On a more personal note, this administration makes me feel so ashamed.
off a rant to a few friends of mine who support Bush. I am disgusted right now. How can they support torture? It makes me physically ill.
In other news, the Dems are fighting back against Karl Rove’s reprehensible remarks.
Now where did I put my hypertension meds….
<off to look>
Yet another reason for Bush to have the UN declared as insignificant: dismiss your accuser and hope they’ll go away. I am so glad that US torture/abuse keeps coming up over and over and over. I hope it’s sinking in to the US populace. If we do nothing about this, then we are allowing the torturers to speak for us all.
I happened to see the clip from this morning’s Senate hearing when Ted Kennedy dared to rip Rumsfeld the Torturer a new one. I have never seen Rummy so close to having his feathers ruffled. Ted let him have it with the Q word (Quagmire)… that got quite the rise out of the old coot… his little generals, too. You know, I would love to see a list of top Generals and stategists that have “left” the armed forces since Bush took office, as well as a list of their replacements. Could be interesting.
Ohhh … I wish I’d seen that. WIll CSPAN repeat?
Sorry, don’t know… I caught it on CNN. I would imagine that it will be repeated simply because of the interest. The exchange was in reference to Iraq, and Rummy’s incompetence in particular. Senator Ted asked if it wasn’t perhaps time for Rummy to resign?
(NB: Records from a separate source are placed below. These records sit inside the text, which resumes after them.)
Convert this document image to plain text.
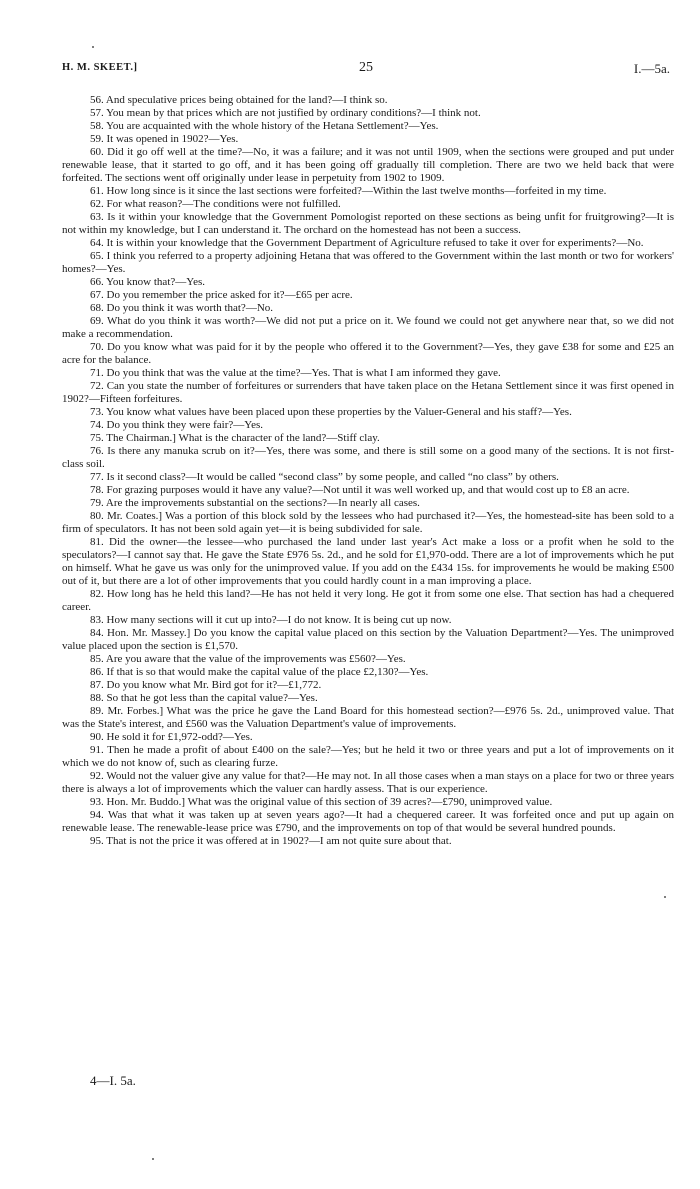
H. M. SKEET.]	25	I.—5a.

56. And speculative prices being obtained for the land?—I think so.

57. You mean by that prices which are not justified by ordinary conditions?—I think not.

58. You are acquainted with the whole history of the Hetana Settlement?—Yes.

59. It was opened in 1902?—Yes.

60. Did it go off well at the time?—No, it was a failure; and it was not until 1909, when the sections were grouped and put under renewable lease, that it started to go off, and it has been going off gradually till completion. There are two we held back that were forfeited. The sections went off originally under lease in perpetuity from 1902 to 1909.

61. How long since is it since the last sections were forfeited?—Within the last twelve months—forfeited in my time.

62. For what reason?—The conditions were not fulfilled.

63. Is it within your knowledge that the Government Pomologist reported on these sections as being unfit for fruitgrowing?—It is not within my knowledge, but I can understand it. The orchard on the homestead has not been a success.

64. It is within your knowledge that the Government Department of Agriculture refused to take it over for experiments?—No.

65. I think you referred to a property adjoining Hetana that was offered to the Government within the last month or two for workers' homes?—Yes.

66. You know that?—Yes.

67. Do you remember the price asked for it?—£65 per acre.

68. Do you think it was worth that?—No.

69. What do you think it was worth?—We did not put a price on it. We found we could not get anywhere near that, so we did not make a recommendation.

70. Do you know what was paid for it by the people who offered it to the Government?—Yes, they gave £38 for some and £25 an acre for the balance.

71. Do you think that was the value at the time?—Yes. That is what I am informed they gave.

72. Can you state the number of forfeitures or surrenders that have taken place on the Hetana Settlement since it was first opened in 1902?—Fifteen forfeitures.

73. You know what values have been placed upon these properties by the Valuer-General and his staff?—Yes.

74. Do you think they were fair?—Yes.

75. The Chairman.] What is the character of the land?—Stiff clay.

76. Is there any manuka scrub on it?—Yes, there was some, and there is still some on a good many of the sections. It is not first-class soil.

77. Is it second class?—It would be called “second class” by some people, and called “no class” by others.

78. For grazing purposes would it have any value?—Not until it was well worked up, and that would cost up to £8 an acre.

79. Are the improvements substantial on the sections?—In nearly all cases.

80. Mr. Coates.] Was a portion of this block sold by the lessees who had purchased it?—Yes, the homestead-site has been sold to a firm of speculators. It has not been sold again yet—it is being subdivided for sale.

81. Did the owner—the lessee—who purchased the land under last year's Act make a loss or a profit when he sold to the speculators?—I cannot say that. He gave the State £976 5s. 2d., and he sold for £1,970-odd. There are a lot of improvements which he put on himself. What he gave us was only for the unimproved value. If you add on the £434 15s. for improvements he would be making £500 out of it, but there are a lot of other improvements that you could hardly count in a man improving a place.

82. How long has he held this land?—He has not held it very long. He got it from some one else. That section has had a chequered career.

83. How many sections will it cut up into?—I do not know. It is being cut up now.

84. Hon. Mr. Massey.] Do you know the capital value placed on this section by the Valuation Department?—Yes. The unimproved value placed upon the section is £1,570.

85. Are you aware that the value of the improvements was £560?—Yes.

86. If that is so that would make the capital value of the place £2,130?—Yes.

87. Do you know what Mr. Bird got for it?—£1,772.

88. So that he got less than the capital value?—Yes.

89. Mr. Forbes.] What was the price he gave the Land Board for this homestead section?—£976 5s. 2d., unimproved value. That was the State's interest, and £560 was the Valuation Department's value of improvements.

90. He sold it for £1,972-odd?—Yes.

91. Then he made a profit of about £400 on the sale?—Yes; but he held it two or three years and put a lot of improvements on it which we do not know of, such as clearing furze.

92. Would not the valuer give any value for that?—He may not. In all those cases when a man stays on a place for two or three years there is always a lot of improvements which the valuer can hardly assess. That is our experience.

93. Hon. Mr. Buddo.] What was the original value of this section of 39 acres?—£790, unimproved value.

94. Was that what it was taken up at seven years ago?—It had a chequered career. It was forfeited once and put up again on renewable lease. The renewable-lease price was £790, and the improvements on top of that would be several hundred pounds.

95. That is not the price it was offered at in 1902?—I am not quite sure about that.

4—I. 5a.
stated that torture by Iraqi Interior Dept. personal was very common (60% of prisoners).
The adminstration has created an international climate that acccepts torture as business as usual. Really makes me sad how they’ve abandoned the US’s role as a leader in human rights issues.
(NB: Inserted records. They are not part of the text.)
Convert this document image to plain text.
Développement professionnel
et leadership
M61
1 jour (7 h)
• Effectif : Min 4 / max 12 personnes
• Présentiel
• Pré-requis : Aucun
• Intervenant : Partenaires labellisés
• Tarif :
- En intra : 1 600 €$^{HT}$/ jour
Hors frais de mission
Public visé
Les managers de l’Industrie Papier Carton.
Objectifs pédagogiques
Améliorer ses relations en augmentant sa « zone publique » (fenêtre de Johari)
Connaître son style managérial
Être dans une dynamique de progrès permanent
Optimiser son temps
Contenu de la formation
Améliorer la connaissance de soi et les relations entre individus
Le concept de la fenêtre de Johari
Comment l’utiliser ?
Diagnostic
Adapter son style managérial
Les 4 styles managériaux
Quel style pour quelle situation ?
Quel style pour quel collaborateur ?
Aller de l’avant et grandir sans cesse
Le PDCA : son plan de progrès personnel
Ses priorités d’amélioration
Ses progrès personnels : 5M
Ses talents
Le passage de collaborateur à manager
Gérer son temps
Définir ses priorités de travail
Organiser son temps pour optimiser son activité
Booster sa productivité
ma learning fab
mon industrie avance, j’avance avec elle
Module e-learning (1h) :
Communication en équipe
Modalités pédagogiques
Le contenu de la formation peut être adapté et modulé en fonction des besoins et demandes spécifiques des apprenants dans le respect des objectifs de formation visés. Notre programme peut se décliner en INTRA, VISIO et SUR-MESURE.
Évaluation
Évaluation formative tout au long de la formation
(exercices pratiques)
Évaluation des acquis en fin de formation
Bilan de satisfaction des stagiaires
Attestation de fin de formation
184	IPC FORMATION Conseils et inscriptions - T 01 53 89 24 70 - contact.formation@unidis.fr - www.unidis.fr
Iraqi Human Rights Ministry Says Torture Common
I diaried this over at Kos if your interested.
More on “…medical staff have assisted in the design of interrogation strategies” from the WSJ, of all places (no link, sorry…)
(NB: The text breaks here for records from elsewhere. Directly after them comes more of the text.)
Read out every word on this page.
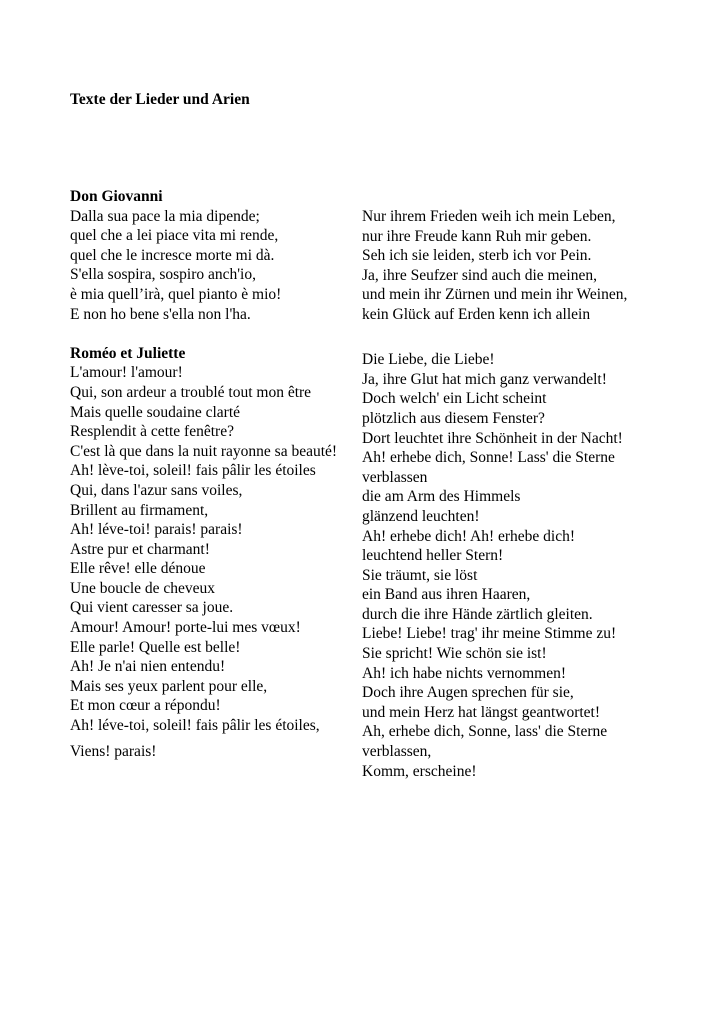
Texte der Lieder und Arien
Don Giovanni
Dalla sua pace la mia dipende;
quel che a lei piace vita mi rende,
quel che le incresce morte mi dà.
S'ella sospira, sospiro anch'io,
è mia quell’irà, quel pianto è mio!
E non ho bene s'ella non l'ha.
Roméo et Juliette
L'amour! l'amour!
Qui, son ardeur a troublé tout mon être
Mais quelle soudaine clarté
Resplendit à cette fenêtre?
C'est là que dans la nuit rayonne sa beauté!
Ah! lève-toi, soleil! fais pâlir les étoiles
Qui, dans l'azur sans voiles,
Brillent au firmament,
Ah! léve-toi! parais! parais!
Astre pur et charmant!
Elle rêve! elle dénoue
Une boucle de cheveux
Qui vient caresser sa joue.
Amour! Amour! porte-lui mes vœux!
Elle parle! Quelle est belle!
Ah! Je n'ai nien entendu!
Mais ses yeux parlent pour elle,
Et mon cœur a répondu!
Ah! léve-toi, soleil! fais pâlir les étoiles,
Viens! parais!
Nur ihrem Frieden weih ich mein Leben,
nur ihre Freude kann Ruh mir geben.
Seh ich sie leiden, sterb ich vor Pein.
Ja, ihre Seufzer sind auch die meinen,
und mein ihr Zürnen und mein ihr Weinen,
kein Glück auf Erden kenn ich allein
Die Liebe, die Liebe!
Ja, ihre Glut hat mich ganz verwandelt!
Doch welch' ein Licht scheint
plötzlich aus diesem Fenster?
Dort leuchtet ihre Schönheit in der Nacht!
Ah! erhebe dich, Sonne! Lass' die Sterne verblassen
die am Arm des Himmels
glänzend leuchten!
Ah! erhebe dich! Ah! erhebe dich!
leuchtend heller Stern!
Sie träumt, sie löst
ein Band aus ihren Haaren,
durch die ihre Hände zärtlich gleiten.
Liebe! Liebe! trag' ihr meine Stimme zu!
Sie spricht! Wie schön sie ist!
Ah! ich habe nichts vernommen!
Doch ihre Augen sprechen für sie,
und mein Herz hat längst geantwortet!
Ah, erhebe dich, Sonne, lass' die Sterne verblassen,
Komm, erscheine!
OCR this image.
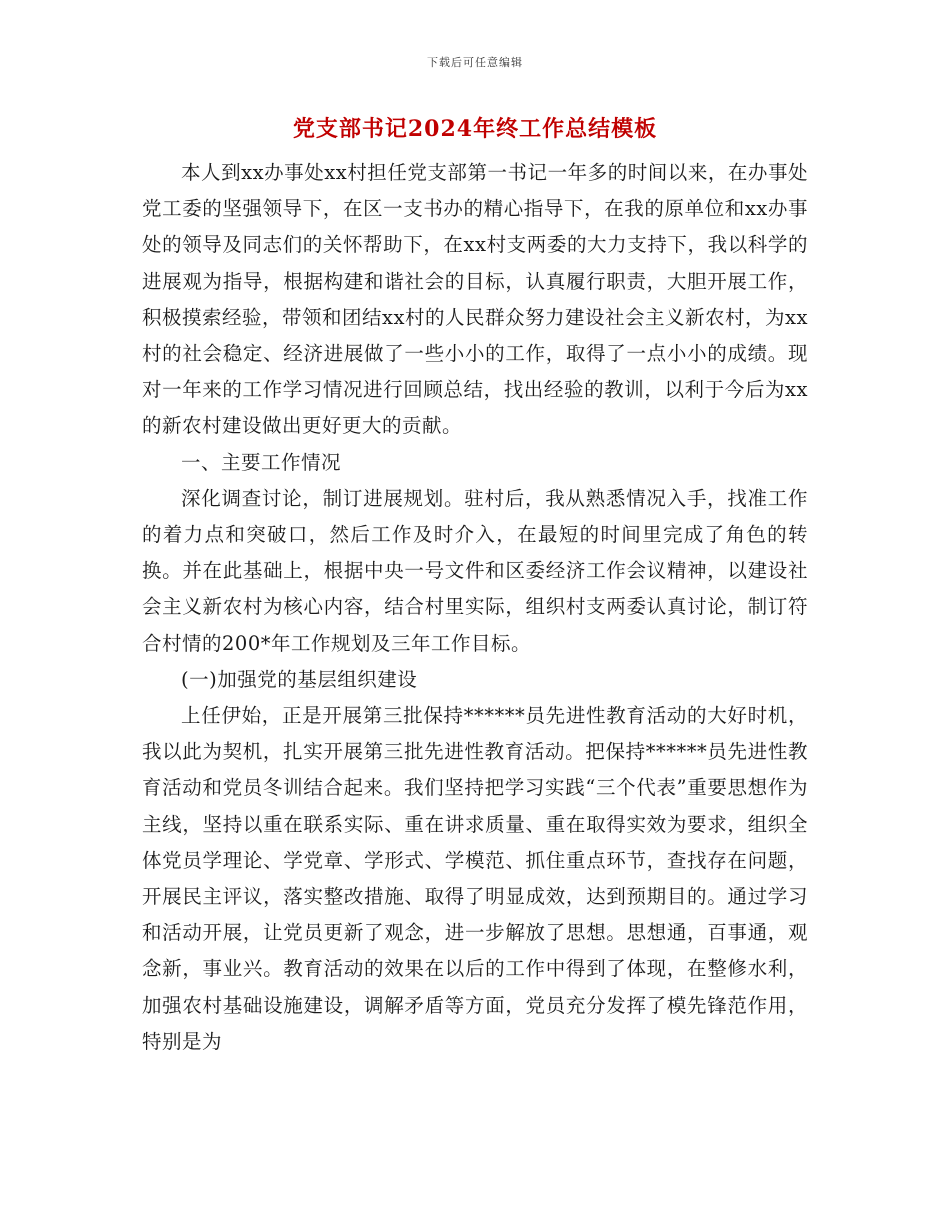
下载后可任意编辑
党支部书记2024年终工作总结模板

本人到xx办事处xx村担任党支部第一书记一年多的时间以来，在办事处党工委的坚强领导下，在区一支书办的精心指导下，在我的原单位和xx办事处的领导及同志们的关怀帮助下，在xx村支两委的大力支持下，我以科学的进展观为指导，根据构建和谐社会的目标，认真履行职责，大胆开展工作，积极摸索经验，带领和团结xx村的人民群众努力建设社会主义新农村，为xx村的社会稳定、经济进展做了一些小小的工作，取得了一点小小的成绩。现对一年来的工作学习情况进行回顾总结，找出经验的教训，以利于今后为xx的新农村建设做出更好更大的贡献。

一、主要工作情况

深化调查讨论，制订进展规划。驻村后，我从熟悉情况入手，找准工作的着力点和突破口，然后工作及时介入，在最短的时间里完成了角色的转换。并在此基础上，根据中央一号文件和区委经济工作会议精神，以建设社会主义新农村为核心内容，结合村里实际，组织村支两委认真讨论，制订符合村情的200*年工作规划及三年工作目标。

(一)加强党的基层组织建设

上任伊始，正是开展第三批保持******员先进性教育活动的大好时机，我以此为契机，扎实开展第三批先进性教育活动。把保持******员先进性教育活动和党员冬训结合起来。我们坚持把学习实践“三个代表”重要思想作为主线，坚持以重在联系实际、重在讲求质量、重在取得实效为要求，组织全体党员学理论、学党章、学形式、学模范、抓住重点环节，查找存在问题，开展民主评议，落实整改措施、取得了明显成效，达到预期目的。通过学习和活动开展，让党员更新了观念，进一步解放了思想。思想通，百事通，观念新，事业兴。教育活动的效果在以后的工作中得到了体现，在整修水利，加强农村基础设施建设，调解矛盾等方面，党员充分发挥了模先锋范作用，特别是为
BY: Yochi J. Dreazen, The Wall Street Journal
06/23/2005
A coming article in the New England Journal of Medicine says the Pentagon violated medical ethics and international law by deeply integrating physicians and mental-health professionals into the interrogation of detainees at Guantanamo Bay…
Drawing on several previously undisclosed military documents, the report in the publication’s July 7th issue says the prison’s health-care providers were told detainees didn’t enjoy medical confidentiality…
The report said that the documents also offered strong indications that mental-health professionals at the prison used detainees’ medical records to build psychological profiles of the prisoners and help interrogators figure out more-effective ways of gaining information from them.
…Doctors were effectively made “part of Guantanamo’s surveillance network, dissolving the Pentagon’s purported separation between intelligence gathering and patient care,” the report concluded.
The report’s authors, M. Gregg Bloche, a law professor at Georgetown University, and Jonathan H. Marks, a bioethics fellow at Georgetown University Law Center, said their findings raised new questions about the veracity of Pentagon assertions that detainees at the prison enjoyed medical privacy roughly comparable to that enjoyed by U.S. citizens and were treated by physicians interested only in their well-being.
…Pentagon officials rejected the criticism, arguing that medical confidentiality is never absolute and that military physicians have been repeatedly told that their highest responsibility is to protect detainees’ mental and physical health. “To date, no investigation has produced credible evidence of military physician participation in the inhumane treatment of detainees,” a Pentagon spokeswoman said…
(I interpret this last statement as a Pentagon admission that inhumane treatment occurred.)
“And the investigation was very thorough,” the spokeswoman added. “They stood on a beach outside Ft Lauderdale, faced SSE, craned their necks, and squinted really hard.”